GKは起きてしまうミスにどう向き合うか。ミスは許されない?うるせーよ。

GREEN_YO20140125500

日本てところは失敗やミスに対して鬼のように厳しいところがありませんかね。

仕事しかり、プライベートしかり。

自分がミスを指摘されると不愉快になる割に、相手のミスには不寛容。

これで「チャレンジ精神」なんてうちの会社もいうもんだからちょっと笑いそうになるんですが、ミスったら怒られるのにチャレンジって早々できなくないですかね?

なかなかのカオス社会だと思うのですよ。ぽいずん。

サッカーっていうかGKに対してもこれ同様だよなーなどと思うわけです。

スポンサーリンク

ノイアーとクルトワがミスをした

GK受難の日と言いますか、ノイアーとクルトワという世界でもトップオブトップの2人がほぼ同時にミスをして話題になりましたね。

ノイアーのミスがこちら

シュートが脇を抜けて入ってしまいました。

実際、こういった足元にとんできた球足の速いシュートの処理はGKのプレーの中でも難しい部類に入るのですが、それでもミスはミスということになります。

ノイアーにしてみればかなり珍しい。

クルトワのミスはこちらのサイトにありました。

http://sports.yahoo.co.jp/video/player/32514

こちらは足での処理を完全に誤った形ですね。

プレスにきたFWをかわそうというところまでは良かったのですが、そのワンタッチ目が恐ろしくでかくなってしまったがために詰められて失点。

あからさまなミスと言えます。

救われまくってるんだからいいじゃん

ノイアーに関してはこの試合を0−2で落とし、「僕のミスで負けた」と全責任をかぶるかのようなコメントを残していました。

クルトワのチェルシーに関しては勝ち越しゴールを決めて3−2で勝利しており事なきを得ています。

しかし、バイエルンとチェルシー、ドイツとベルギー、この2人のおかげでどれだけの勝点拾ってきてますからね。

この程度で責められるいわれはないと思います。

バイエルンはこの試合たしかに落としてます。

でも、ノイアーのビッグセーブのおかげで失点しなかったから1点とれば勝てた試合だったり、流れが引き寄せられた試合いくつあったかもはや数えることすら困難です。

クルトワもそう。

この試合だけでもクルトワが救いまくってる。

並のGKならチェルシーは負け試合ですよこの試合。ミスがあった後に3連続セーブとかも披露していて、高い集中力でゴール守ってます。

今回のミスなんてチャラどころかおつりが来るレベル。

ミスはミスとして反省することはあっても、ことさらに引きずるレベルの話ではないし、まして叩かれるとか意味プーなわけです。

あまり簡単に言ってくれるな

「GKはミスが許されないポジション」とは良く言われる言葉です。

ぼくはこれを外野が使うことに違和感を覚えて仕方が無い。

この言葉って、GK自らが自戒と自らの覚悟を表す言葉なのであって、外野が軽はずみに連発していい言葉じゃないんですよ。

だってミスするし。人間だもの。

なんで外野にまでこんな首元にナイフ突きつけられるかのようなプレッシャーかけられないといけないのかと。
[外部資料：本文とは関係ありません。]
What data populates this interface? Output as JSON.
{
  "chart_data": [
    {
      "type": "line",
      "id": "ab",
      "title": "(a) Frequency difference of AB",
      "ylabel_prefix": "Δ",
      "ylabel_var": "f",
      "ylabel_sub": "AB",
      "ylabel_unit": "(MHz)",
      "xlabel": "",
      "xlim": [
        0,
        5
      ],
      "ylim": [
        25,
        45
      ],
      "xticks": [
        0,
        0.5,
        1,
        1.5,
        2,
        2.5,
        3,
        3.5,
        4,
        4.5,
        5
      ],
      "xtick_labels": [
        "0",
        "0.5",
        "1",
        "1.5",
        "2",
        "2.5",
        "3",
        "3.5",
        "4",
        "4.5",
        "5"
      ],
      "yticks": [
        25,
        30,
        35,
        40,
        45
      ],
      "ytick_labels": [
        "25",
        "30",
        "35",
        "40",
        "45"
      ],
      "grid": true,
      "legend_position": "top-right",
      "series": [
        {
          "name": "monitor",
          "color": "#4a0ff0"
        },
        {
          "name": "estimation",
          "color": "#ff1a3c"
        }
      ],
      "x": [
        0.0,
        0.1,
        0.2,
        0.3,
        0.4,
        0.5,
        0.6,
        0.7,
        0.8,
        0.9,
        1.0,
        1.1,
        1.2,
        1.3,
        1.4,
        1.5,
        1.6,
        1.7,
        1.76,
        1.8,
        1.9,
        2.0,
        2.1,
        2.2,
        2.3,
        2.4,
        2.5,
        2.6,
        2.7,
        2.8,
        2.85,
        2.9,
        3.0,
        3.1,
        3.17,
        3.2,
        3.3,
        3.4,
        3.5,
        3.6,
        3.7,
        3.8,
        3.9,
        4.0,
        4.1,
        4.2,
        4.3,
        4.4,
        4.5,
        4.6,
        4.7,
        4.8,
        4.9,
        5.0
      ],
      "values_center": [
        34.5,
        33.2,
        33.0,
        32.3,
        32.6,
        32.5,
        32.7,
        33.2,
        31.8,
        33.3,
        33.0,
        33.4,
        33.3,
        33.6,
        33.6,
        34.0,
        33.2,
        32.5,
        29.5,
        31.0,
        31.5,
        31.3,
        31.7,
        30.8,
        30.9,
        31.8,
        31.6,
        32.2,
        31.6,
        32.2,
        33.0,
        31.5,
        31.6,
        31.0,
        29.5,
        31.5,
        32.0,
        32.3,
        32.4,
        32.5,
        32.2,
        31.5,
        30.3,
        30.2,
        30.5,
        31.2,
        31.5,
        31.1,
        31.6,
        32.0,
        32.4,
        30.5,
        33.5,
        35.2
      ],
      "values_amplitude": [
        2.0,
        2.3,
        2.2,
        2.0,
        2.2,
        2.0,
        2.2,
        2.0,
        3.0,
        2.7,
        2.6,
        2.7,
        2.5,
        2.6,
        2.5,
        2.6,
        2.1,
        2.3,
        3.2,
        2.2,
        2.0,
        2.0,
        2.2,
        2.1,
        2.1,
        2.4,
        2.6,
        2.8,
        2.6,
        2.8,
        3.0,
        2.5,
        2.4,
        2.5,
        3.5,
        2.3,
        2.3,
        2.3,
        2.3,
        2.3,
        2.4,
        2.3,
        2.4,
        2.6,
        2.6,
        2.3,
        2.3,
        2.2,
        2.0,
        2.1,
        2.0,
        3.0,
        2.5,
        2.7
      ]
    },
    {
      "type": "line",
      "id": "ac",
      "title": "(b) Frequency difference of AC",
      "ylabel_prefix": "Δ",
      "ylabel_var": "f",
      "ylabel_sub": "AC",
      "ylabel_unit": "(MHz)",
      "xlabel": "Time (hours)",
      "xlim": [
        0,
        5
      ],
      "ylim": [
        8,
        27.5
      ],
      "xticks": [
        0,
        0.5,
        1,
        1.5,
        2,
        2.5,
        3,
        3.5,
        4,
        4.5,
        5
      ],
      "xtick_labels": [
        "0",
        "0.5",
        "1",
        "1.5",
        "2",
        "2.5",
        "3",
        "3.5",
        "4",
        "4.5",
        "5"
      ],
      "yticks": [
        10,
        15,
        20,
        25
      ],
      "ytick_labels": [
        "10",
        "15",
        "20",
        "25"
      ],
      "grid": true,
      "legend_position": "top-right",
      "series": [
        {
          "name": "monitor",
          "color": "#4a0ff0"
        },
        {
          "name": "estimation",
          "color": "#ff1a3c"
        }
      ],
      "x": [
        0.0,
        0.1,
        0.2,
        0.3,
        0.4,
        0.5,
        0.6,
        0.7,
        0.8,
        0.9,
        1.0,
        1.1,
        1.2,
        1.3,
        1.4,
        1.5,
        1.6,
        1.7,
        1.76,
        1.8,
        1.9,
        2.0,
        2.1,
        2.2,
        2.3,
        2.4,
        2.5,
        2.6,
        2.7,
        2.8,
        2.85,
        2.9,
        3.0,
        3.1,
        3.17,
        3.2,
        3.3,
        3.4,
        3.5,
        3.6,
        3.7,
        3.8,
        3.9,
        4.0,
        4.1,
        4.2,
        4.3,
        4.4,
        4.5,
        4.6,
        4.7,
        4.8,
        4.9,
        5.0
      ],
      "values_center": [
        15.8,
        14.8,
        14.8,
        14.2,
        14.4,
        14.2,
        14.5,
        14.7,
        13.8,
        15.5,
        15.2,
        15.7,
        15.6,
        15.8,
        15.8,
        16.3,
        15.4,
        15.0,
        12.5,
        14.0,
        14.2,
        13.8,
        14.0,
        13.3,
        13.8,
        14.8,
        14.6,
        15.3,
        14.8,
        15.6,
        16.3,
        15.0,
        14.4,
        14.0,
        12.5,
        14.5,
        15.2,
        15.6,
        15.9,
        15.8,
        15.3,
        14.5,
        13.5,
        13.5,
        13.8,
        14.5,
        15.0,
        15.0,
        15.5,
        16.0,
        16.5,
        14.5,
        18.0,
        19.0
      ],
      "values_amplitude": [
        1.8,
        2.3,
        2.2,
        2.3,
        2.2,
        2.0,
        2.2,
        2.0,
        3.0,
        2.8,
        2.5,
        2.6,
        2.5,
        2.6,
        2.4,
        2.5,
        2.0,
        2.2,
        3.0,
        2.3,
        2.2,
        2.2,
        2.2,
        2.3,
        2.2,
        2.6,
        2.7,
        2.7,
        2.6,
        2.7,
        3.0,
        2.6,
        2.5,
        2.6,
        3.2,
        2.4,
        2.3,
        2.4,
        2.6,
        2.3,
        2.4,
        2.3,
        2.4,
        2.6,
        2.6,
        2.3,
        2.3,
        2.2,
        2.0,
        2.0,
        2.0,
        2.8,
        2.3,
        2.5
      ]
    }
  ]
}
ノイアーのプレースタイルとか本当に紙一重。いつかミスになる日はくるし、こなかったら逆に凄い。

もちろんミス連発してたらそりゃ「学習しろよ」となりますが、たかだか1回、2回のミスで「許さない」とか言われてたらやってられない。

いいじゃん、おつりくるほど止めてるんだし。

ミスとどう向き合うかの方がよっぽど大事

とまあ、ぐちぐち言ってもそれで風向きが変わるかといえば変わらないし、変わらず「GKはミスが許されない」と言われるのは変わらないでしょう。

なので、それはそれで「花粉がスゴイな…」くらいに思っておけばよくて、GKは内省をいかに行っていくかが重要だと思うのです。

ミスは出てしまう。

では、出たときにどう反省し、次の試合で同じミスを繰り返さないでやれるか?を突き詰めて練習することに重点をおくべきです。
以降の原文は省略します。